Oggi è accettato dagli specialisti francesi di storia del vino che la varietà fondamentale della viticoltura bordolese, il basilica, ribattezzato biturica dopo la sua acclimatazione a Burdigala (Bordeaux), abbia origine in Albania, e più precisamente in Epiro, uno dei più antichi focolari vitivinicoli d'Europa, ricco di vitigni autoctoni millenari.
Questa origine non è semplicemente botanica: affonda le sue radici in una cultura vinicola profondamente albanese, ampiamente descritta dagli autori antichi, che contrapponevano nettamente la pratica vinicola albanese a quella del mondo greco.
Da Teopompo a Polibio, ad Ateneo, gli antichi albanesi sono descritti come grandi consumatori di vino, che lo bevevano puro, senza diluirlo con acqua, a differenza dei greci, per i quali la diluizione era norma di cittadinanza e di controllo sociale.

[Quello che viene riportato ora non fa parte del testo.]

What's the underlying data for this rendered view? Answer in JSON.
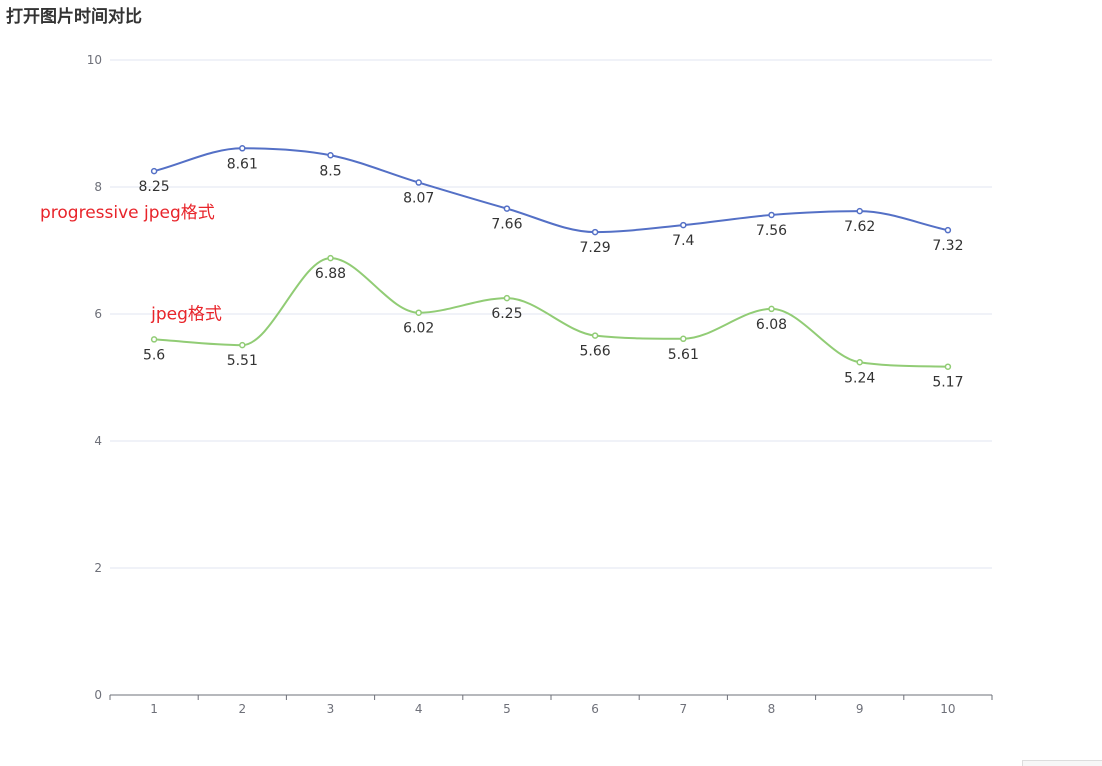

Questo rapporto diretto, aperto e non ritualizzato con il vino, percepito dagli autori ellenici come aspro o eccessivo, illumina tuttavia con precisione le qualità ricercate nel basilica: robustezza, durevolezza, resistenza alle intemperie e capacità di invecchiamento. Che il vino più prestigioso di Francia debba la sua origine, e una parte essenziale della sua "magia", all'Albania, non è quindi una provocazione; è un dato di fatto accettato dagli stessi storici del vino, che rivela un debito antico, a lungo minimizzato, nei confronti di una cultura vinicola albanese al tempo stesso arcaica, affermativa e fondante.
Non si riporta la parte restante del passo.